Symptoms. Most women who have PsA have polyarticular arthritis, which affects five or more joints, usually in the arms and legs. Men tend to have pain and inflammation in the spine and sacroiliac joints, where the spine connects to the pelvis (axial PsA). 

Other patterns that don’t change over time and have been consistently seen in real-world data going back at least a decade include:
  • Women have more tender and sometimes swollen joints; men have more severe psoriasis and slightly higher C-reactive protein (CRP), a measure of inflammation.
  • Women are more likely to have inflammation where ligaments and tendons attach to bone (enthesitis); men are more likely to have swelling in their fingers and toes (dactylitis). Enthesitis and dactylitis both indicate severe disease but may be hard to detect with X-rays, making ultrasound and MRI better imaging options.
  • Women have a lower rate of disease progression and joint erosion over time. This finding isn’t universal, but the general consensus is that men with PsA have more joint damage. Still, women have higher disease activity by most measures.
  • Women fare worse than men on all quality-of-life measures, including sleep, fatigue, anxiety, depression, coping mechanisms and embarrassment. Coates emphasized that “PsA has a massive impact on women’s mental health, including anxiety and depression,” whereas the effect is less on men.
  • More than half of women have different perceptions of their disease activity than doctors do. This tends to occur in many other diseases, too. Men and women also define remission differently; despite experiencing more pain, women are more tolerant of higher disease activity than men are. 
  • Probably most important, women experience more pain with PsA than men and seem to have a lower tolerance for pain overall. Dr. Eder said both biological and sociocultural factors contribute to these differences, noting that even women who don’t have arthritis tend to experience pain more intensely than men do. Researchers are trying to understand how these various factors come into play. One theory is that higher testosterone levels may cause men to process pain differently. There may also be differences in the number and location of opioid receptors — naturally occurring protein molecules that can block the transmission of pain signals to the brain. And there are differing social expectations for women and men; in most cultures, men are more likely to ignore pain and women more likely to report it.
Response to treatment

Coates doesn’t think there is a single explanation for gender differences in PsA, and Dr. Eder doesn’t think one-size-fits-all is the right approach to treatment. In cardiology, she noted, it’s well known that blood pressure is influenced by sex and gender. “To assume that what works for men works for women is just not true,” she said.

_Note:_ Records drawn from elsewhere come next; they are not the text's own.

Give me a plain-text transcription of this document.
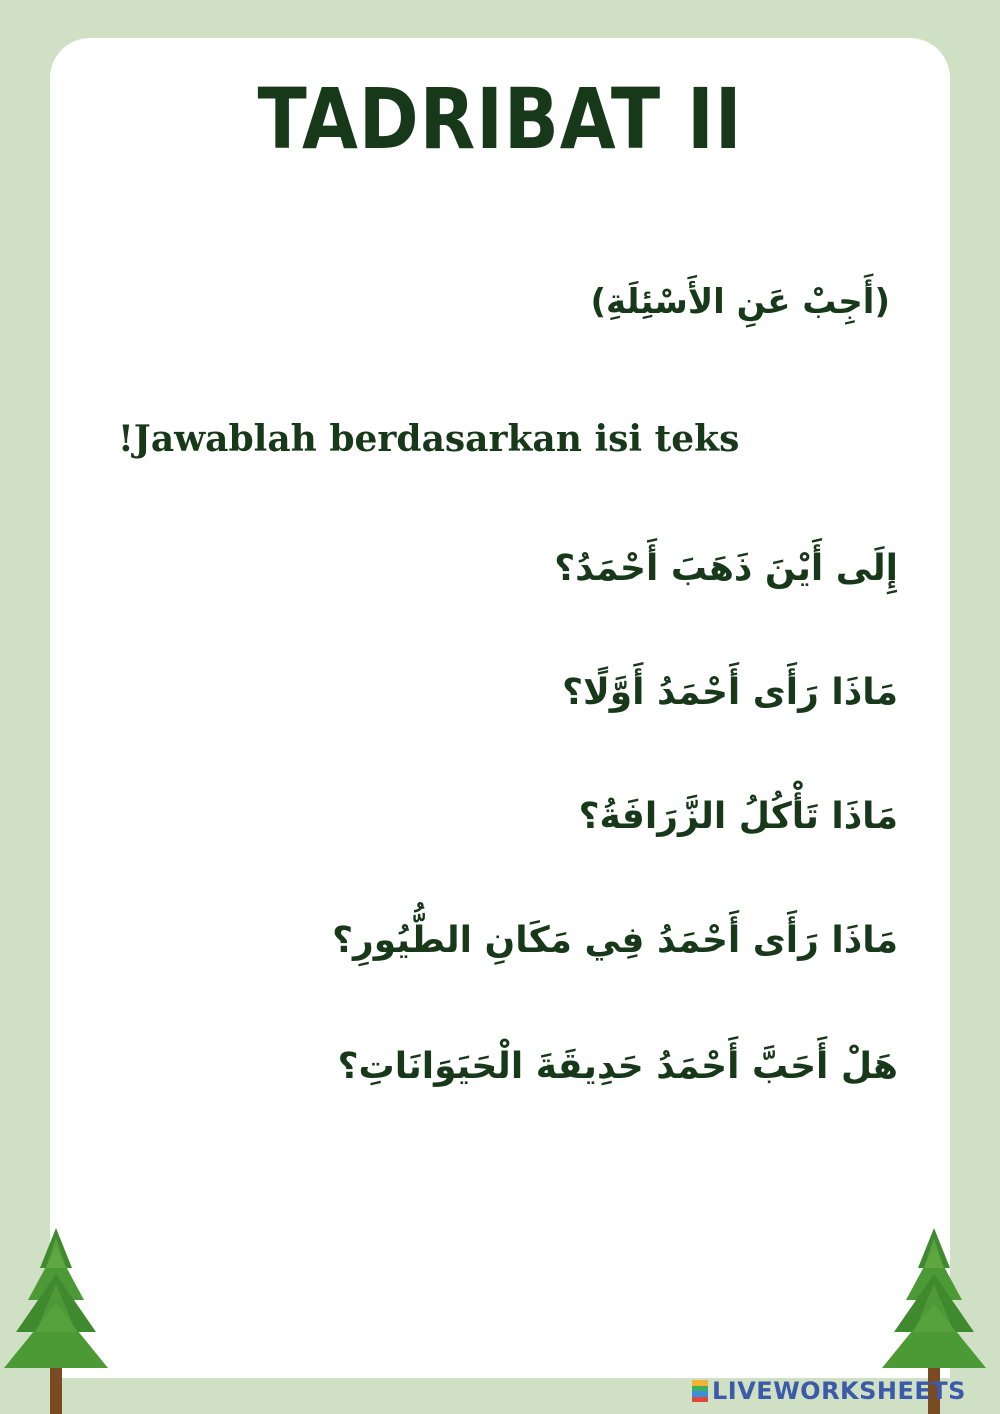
TADRIBAT II
(أَجِبْ عَنِ الأَسْئِلَةِ)
!Jawablah berdasarkan isi teks
إِلَى أَيْنَ ذَهَبَ أَحْمَدُ؟
مَاذَا رَأَى أَحْمَدُ أَوَّلًا؟
مَاذَا تَأْكُلُ الزَّرَافَةُ؟
مَاذَا رَأَى أَحْمَدُ فِي مَكَانِ الطُّيُورِ؟
هَلْ أَحَبَّ أَحْمَدُ حَدِيقَةَ الْحَيَوَانَاتِ؟
LIVEWORKSHEETS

This is particularly obvious in the way men and women respond to common biologic medications. In both observational and randomized controlled trials, the drugs are less effective in women and cause worse side effects, so women stop taking them sooner.

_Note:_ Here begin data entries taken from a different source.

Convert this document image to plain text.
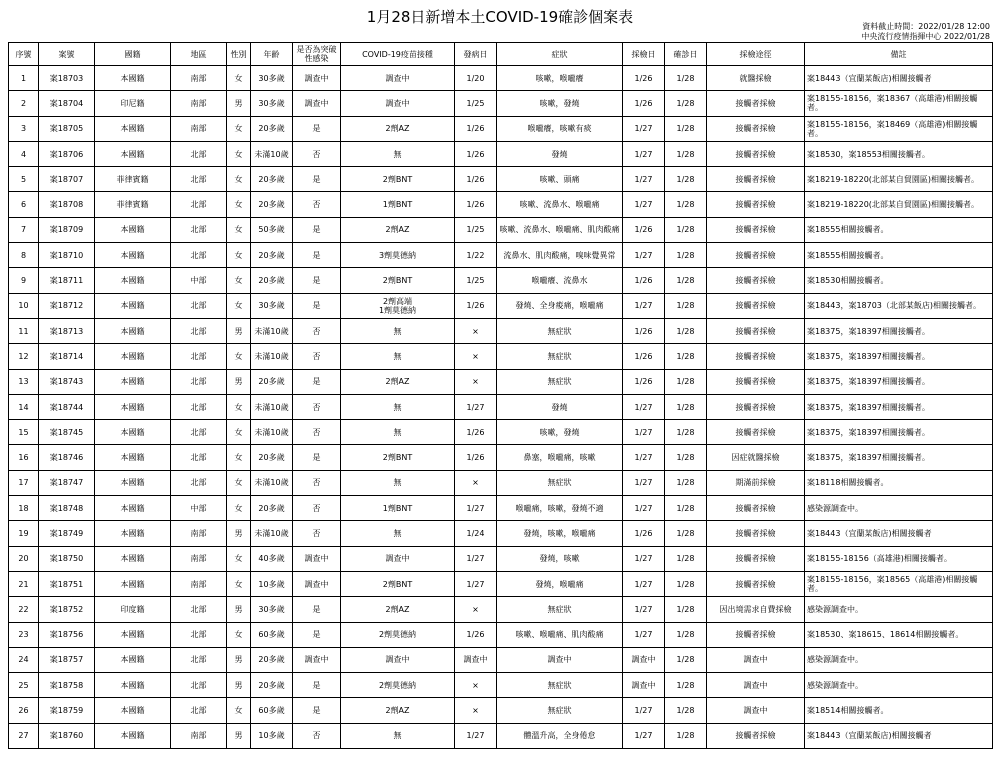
1月28日新增本土COVID-19確診個案表
資料截止時間：2022/01/28 12:00
中央流行疫情指揮中心 2022/01/28
序號	案號	國籍	地區	性別	年齡	是否為突破性感染	COVID-19疫苗接種	發病日	症狀	採檢日	確診日	採檢途徑	備註
1	案18703	本國籍	南部	女	30多歲	調查中	調查中	1/20	咳嗽，喉嚨癢	1/26	1/28	就醫採檢	案18443（宜蘭某飯店)相關接觸者
2	案18704	印尼籍	南部	男	30多歲	調查中	調查中	1/25	咳嗽，發燒	1/26	1/28	接觸者採檢	案18155-18156，案18367（高雄港)相關接觸者。
3	案18705	本國籍	南部	女	20多歲	是	2劑AZ	1/26	喉嚨癢，咳嗽有痰	1/27	1/28	接觸者採檢	案18155-18156，案18469（高雄港)相關接觸者。
4	案18706	本國籍	北部	女	未滿10歲	否	無	1/26	發燒	1/27	1/28	接觸者採檢	案18530，案18553相關接觸者。
5	案18707	菲律賓籍	北部	女	20多歲	是	2劑BNT	1/26	咳嗽、頭痛	1/27	1/28	接觸者採檢	案18219-18220(北部某自貿園區)相關接觸者。
6	案18708	菲律賓籍	北部	女	20多歲	否	1劑BNT	1/26	咳嗽、流鼻水、喉嚨痛	1/27	1/28	接觸者採檢	案18219-18220(北部某自貿園區)相關接觸者。
7	案18709	本國籍	北部	女	50多歲	是	2劑AZ	1/25	咳嗽、流鼻水、喉嚨痛、肌肉酸痛	1/26	1/28	接觸者採檢	案18555相關接觸者。
8	案18710	本國籍	北部	女	20多歲	是	3劑莫德納	1/22	流鼻水、肌肉酸痛，嗅味覺異常	1/27	1/28	接觸者採檢	案18555相關接觸者。
9	案18711	本國籍	中部	女	20多歲	是	2劑BNT	1/25	喉嚨癢、流鼻水	1/26	1/28	接觸者採檢	案18530相關接觸者。
10	案18712	本國籍	北部	女	30多歲	是	2劑高端
1劑莫德納	1/26	發燒、全身痠痛，喉嚨痛	1/27	1/28	接觸者採檢	案18443，案18703（北部某飯店)相關接觸者。
11	案18713	本國籍	北部	男	未滿10歲	否	無	×	無症狀	1/26	1/28	接觸者採檢	案18375，案18397相關接觸者。
12	案18714	本國籍	北部	女	未滿10歲	否	無	×	無症狀	1/26	1/28	接觸者採檢	案18375，案18397相關接觸者。
13	案18743	本國籍	北部	男	20多歲	是	2劑AZ	×	無症狀	1/26	1/28	接觸者採檢	案18375，案18397相關接觸者。
14	案18744	本國籍	北部	女	未滿10歲	否	無	1/27	發燒	1/27	1/28	接觸者採檢	案18375，案18397相關接觸者。
15	案18745	本國籍	北部	女	未滿10歲	否	無	1/26	咳嗽，發燒	1/27	1/28	接觸者採檢	案18375，案18397相關接觸者。
16	案18746	本國籍	北部	女	20多歲	是	2劑BNT	1/26	鼻塞，喉嚨痛，咳嗽	1/27	1/28	因症就醫採檢	案18375，案18397相關接觸者。
17	案18747	本國籍	北部	女	未滿10歲	否	無	×	無症狀	1/27	1/28	期滿前採檢	案18118相關接觸者。
18	案18748	本國籍	中部	女	20多歲	否	1劑BNT	1/27	喉嚨痛，咳嗽，發燒不適	1/27	1/28	接觸者採檢	感染源調查中。
19	案18749	本國籍	南部	男	未滿10歲	否	無	1/24	發燒，咳嗽，喉嚨痛	1/26	1/28	接觸者採檢	案18443（宜蘭某飯店)相關接觸者
20	案18750	本國籍	南部	女	40多歲	調查中	調查中	1/27	發燒，咳嗽	1/27	1/28	接觸者採檢	案18155-18156（高雄港)相關接觸者。
21	案18751	本國籍	南部	女	10多歲	調查中	2劑BNT	1/27	發燒，喉嚨痛	1/27	1/28	接觸者採檢	案18155-18156，案18565（高雄港)相關接觸者。
22	案18752	印度籍	北部	男	30多歲	是	2劑AZ	×	無症狀	1/27	1/28	因出境需求自費採檢	感染源調查中。
23	案18756	本國籍	北部	女	60多歲	是	2劑莫德納	1/26	咳嗽、喉嚨痛、肌肉酸痛	1/27	1/28	接觸者採檢	案18530、案18615、18614相關接觸者。
24	案18757	本國籍	北部	男	20多歲	調查中	調查中	調查中	調查中	調查中	1/28	調查中	感染源調查中。
25	案18758	本國籍	北部	男	20多歲	是	2劑莫德納	×	無症狀	調查中	1/28	調查中	感染源調查中。
26	案18759	本國籍	北部	女	60多歲	是	2劑AZ	×	無症狀	1/27	1/28	調查中	案18514相關接觸者。
27	案18760	本國籍	南部	男	10多歲	否	無	1/27	體溫升高，全身倦怠	1/27	1/28	接觸者採檢	案18443（宜蘭某飯店)相關接觸者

According to Dr. Eder, there are probably many reasons for varying drug responses, including “differences in immune profiles, pain perception, the way the body interacts with medications and the development of more anti-drug antibodies.” Dr. Eder has shown in rodent studies that common PsA medications may not be targeting active pathways in women.

Still, she said, it’s hard to draw conclusions due to a lack of research, and harder still to explain why JAK inhibitors like tofacitinib (Xeljanz) are the only class of psoriasis drugs that have similar outcomes in both women and men. JAK inhibitors are not considered a first-line or even second-line medication for PsA, and she suggested that methotrexate might make more sense for women, though there is so far little evidence to support that.